Some towns have made admirable efforts to address this unmet need. Residents of Rockville Centre created a Youth Council — a youth-driven organization that dreams up activities for teens to take part in around town, many of them sponsored by local businesses. There are things like, yes, bowling nights, but also Chinese New Year celebrations, for example. Open mic nights are some of the group’s most popular events.
The Long Beach Underage Drinking Coalition has long been trying to reduce the frequency with which teens pursue one of their favorite, and most destructive, activities: gathering surreptitiously to drink. The coalition’s tools are education about the myriad dangers of alcohol abuse, and, with the involvement of parents, ongoing efforts to eliminate teens’ access to liquor.

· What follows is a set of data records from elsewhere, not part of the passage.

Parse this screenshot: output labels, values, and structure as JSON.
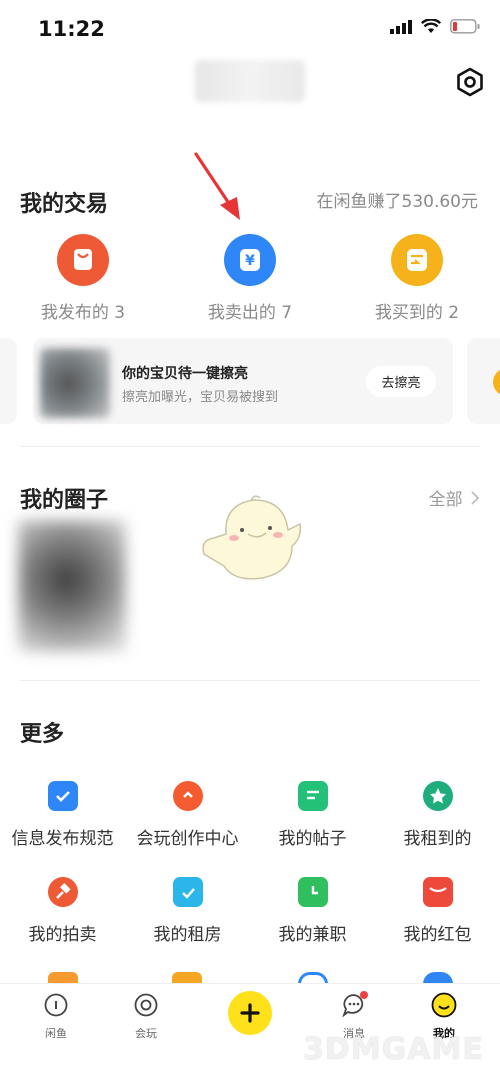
{
  "status_bar": {
    "time": "11:22"
  },
  "trade": {
    "title": "我的交易",
    "earnings": "在闲鱼赚了530.60元",
    "items": [
      {
        "label": "我发布的 3",
        "icon": "bag-icon",
        "color": "#ee5a36"
      },
      {
        "label": "我卖出的 7",
        "icon": "yuan-icon",
        "color": "#2f86f6"
      },
      {
        "label": "我买到的 2",
        "icon": "receipt-icon",
        "color": "#f5b21b"
      }
    ]
  },
  "promo": {
    "title": "你的宝贝待一键擦亮",
    "subtitle": "擦亮加曝光，宝贝易被搜到",
    "button": "去擦亮"
  },
  "circles": {
    "title": "我的圈子",
    "all_link": "全部"
  },
  "more": {
    "title": "更多",
    "items": [
      {
        "label": "信息发布规范",
        "icon": "check-shield-icon",
        "color": "#2f86f6"
      },
      {
        "label": "会玩创作中心",
        "icon": "bulb-icon",
        "color": "#f45b2e"
      },
      {
        "label": "我的帖子",
        "icon": "post-icon",
        "color": "#23c178"
      },
      {
        "label": "我租到的",
        "icon": "badge-icon",
        "color": "#1fae7b"
      },
      {
        "label": "我的拍卖",
        "icon": "hammer-icon",
        "color": "#ee5a36"
      },
      {
        "label": "我的租房",
        "icon": "house-icon",
        "color": "#2bb6ea"
      },
      {
        "label": "我的兼职",
        "icon": "clock-bag-icon",
        "color": "#2fbf5e"
      },
      {
        "label": "我的红包",
        "icon": "redpacket-icon",
        "color": "#ee4a3c"
      }
    ]
  },
  "bottom_nav": {
    "items": [
      {
        "label": "闲鱼",
        "icon": "home-icon"
      },
      {
        "label": "会玩",
        "icon": "target-icon"
      },
      {
        "label": "消息",
        "icon": "chat-icon"
      },
      {
        "label": "我的",
        "icon": "smile-icon"
      }
    ],
    "publish_icon": "plus-icon"
  },
  "watermark": "3DMGAME",
  "colors": {
    "accent": "#ffe11b",
    "arrow": "#e53535",
    "secondary_text": "#8a8a8a"
  }
}
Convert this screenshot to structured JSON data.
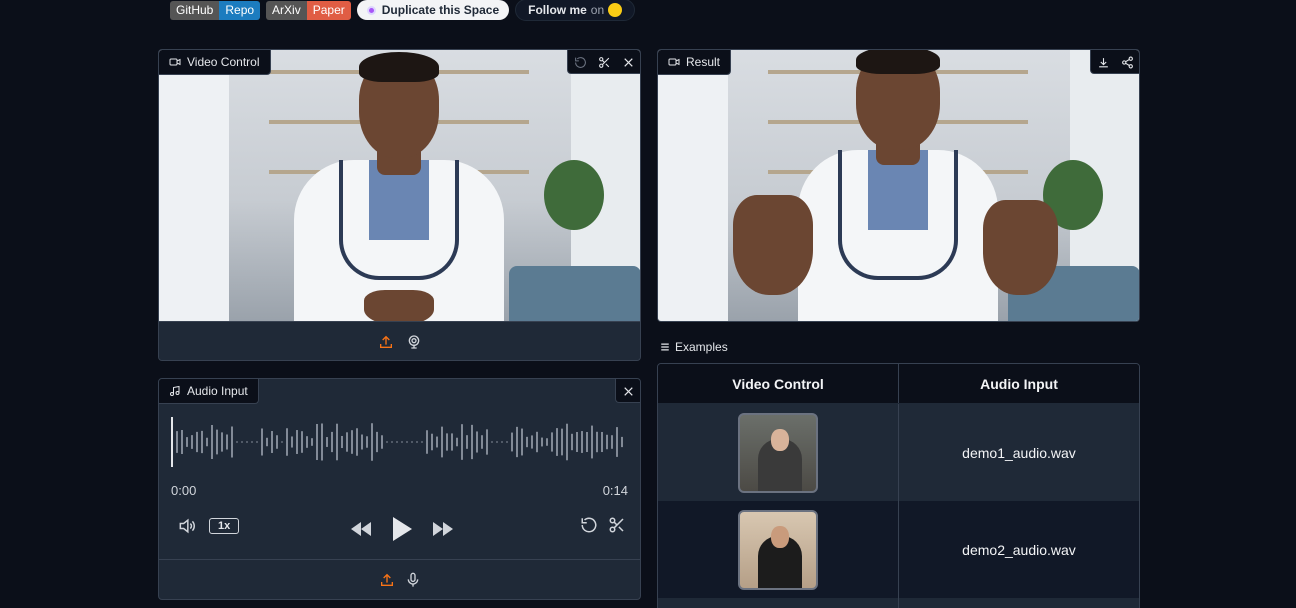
{
  "badges": {
    "github": {
      "left": "GitHub",
      "right": "Repo"
    },
    "arxiv": {
      "left": "ArXiv",
      "right": "Paper"
    },
    "duplicate_label": "Duplicate this Space",
    "follow_label": "Follow me",
    "follow_on": "on"
  },
  "video_panel": {
    "label": "Video Control"
  },
  "result_panel": {
    "label": "Result"
  },
  "audio_panel": {
    "label": "Audio Input",
    "time_start": "0:00",
    "time_end": "0:14",
    "rate": "1x"
  },
  "examples": {
    "label": "Examples",
    "columns": [
      "Video Control",
      "Audio Input"
    ],
    "rows": [
      {
        "audio": "demo1_audio.wav"
      },
      {
        "audio": "demo2_audio.wav"
      }
    ]
  },
  "icons": [
    "video-icon",
    "undo-icon",
    "scissors-icon",
    "close-icon",
    "download-icon",
    "share-icon",
    "upload-icon",
    "webcam-icon",
    "music-icon",
    "volume-icon",
    "rewind-icon",
    "play-icon",
    "fast-forward-icon",
    "microphone-icon",
    "list-icon"
  ],
  "colors": {
    "accent": "#f97316",
    "background": "#0b0f19",
    "panel": "#1f2937"
  }
}
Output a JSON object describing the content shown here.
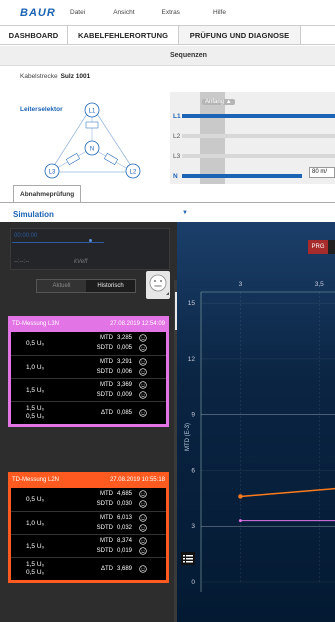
{
  "menubar": {
    "logo": "BAUR",
    "items": [
      "Datei",
      "Ansicht",
      "Extras",
      "Hilfe"
    ]
  },
  "nav": {
    "tabs": [
      "DASHBOARD",
      "KABELFEHLERORTUNG",
      "PRÜFUNG UND DIAGNOSE"
    ],
    "active": 2
  },
  "subheader": {
    "title": "Sequenzen"
  },
  "cable": {
    "label": "Kabelstrecke",
    "name": "Sulz 1001"
  },
  "conductor": {
    "label": "Leiterselektor",
    "nodes": [
      "L1",
      "N",
      "L3",
      "L2"
    ]
  },
  "sequence": {
    "anfang": "Anfang",
    "lanes": [
      "L1",
      "L2",
      "L3",
      "N"
    ],
    "distance": "80 m/"
  },
  "tabs": {
    "abnahme": "Abnahmeprüfung"
  },
  "simulation": {
    "label": "Simulation"
  },
  "mini": {
    "timer": "00:00:00",
    "axis": "--:--:--",
    "unit": "kVeff"
  },
  "toggle": {
    "aktuell": "Aktuell",
    "historisch": "Historisch"
  },
  "cards": [
    {
      "title": "TD-Messung   L3N",
      "date": "27.08.2019 12:54:09",
      "color": "#e374e6",
      "rows": [
        {
          "u": "0,5 U₀",
          "m": [
            [
              "MTD",
              "3,285"
            ],
            [
              "SDTD",
              "0,005"
            ]
          ]
        },
        {
          "u": "1,0 U₀",
          "m": [
            [
              "MTD",
              "3,291"
            ],
            [
              "SDTD",
              "0,006"
            ]
          ]
        },
        {
          "u": "1,5 U₀",
          "m": [
            [
              "MTD",
              "3,369"
            ],
            [
              "SDTD",
              "0,009"
            ]
          ]
        },
        {
          "u": "1,5 U₀\n0,5 U₀",
          "m": [
            [
              "ΔTD",
              "0,085"
            ]
          ]
        }
      ]
    },
    {
      "title": "TD-Messung   L2N",
      "date": "27.08.2019 10:55:18",
      "color": "#ff5a1f",
      "rows": [
        {
          "u": "0,5 U₀",
          "m": [
            [
              "MTD",
              "4,685"
            ],
            [
              "SDTD",
              "0,030"
            ]
          ]
        },
        {
          "u": "1,0 U₀",
          "m": [
            [
              "MTD",
              "6,013"
            ],
            [
              "SDTD",
              "0,032"
            ]
          ]
        },
        {
          "u": "1,5 U₀",
          "m": [
            [
              "MTD",
              "8,374"
            ],
            [
              "SDTD",
              "0,019"
            ]
          ]
        },
        {
          "u": "1,5 U₀\n0,5 U₀",
          "m": [
            [
              "ΔTD",
              "3,689"
            ]
          ]
        }
      ]
    }
  ],
  "chart": {
    "prg_label": "PRG",
    "x_ticks": [
      "3",
      "3,5"
    ],
    "y_ticks": [
      "15",
      "12",
      "9",
      "6",
      "3",
      "0"
    ],
    "ylabel": "MTD (E-3)"
  },
  "chart_data": {
    "type": "line",
    "ylabel": "MTD (E-3)",
    "y_ticks": [
      0,
      3,
      6,
      9,
      12,
      15
    ],
    "x_ticks": [
      3,
      3.5
    ],
    "series": [
      {
        "color": "#ff7a1a",
        "points": [
          {
            "y": 4.6
          },
          {
            "y": 5.2
          }
        ]
      },
      {
        "color": "#e374e6",
        "points": [
          {
            "y": 3.3
          },
          {
            "y": 3.3
          }
        ]
      }
    ]
  }
}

One of the coalition’s members, Long Beach school board member Roy Lester, has for years trumpeted the need to give teens a place to go at night. A few years ago, Lester started a teen center at one of the Long Beach schools over a summer. It gave them a place to go to be with friends, play basketball, watch movies, take cooking classes and much more. There was adult supervision, but it was unobtrusive.
“Our kids are basically forgotten in this situation,” Lester said. “We yell and scream that they shouldn’t get in trouble, but we don’t give them any opportunities to do something.”
If we don’t want teens roaming the streets at night, drinking and causing trouble, we need to create alternatives. Our older children deserve to be more than a nuisance to us.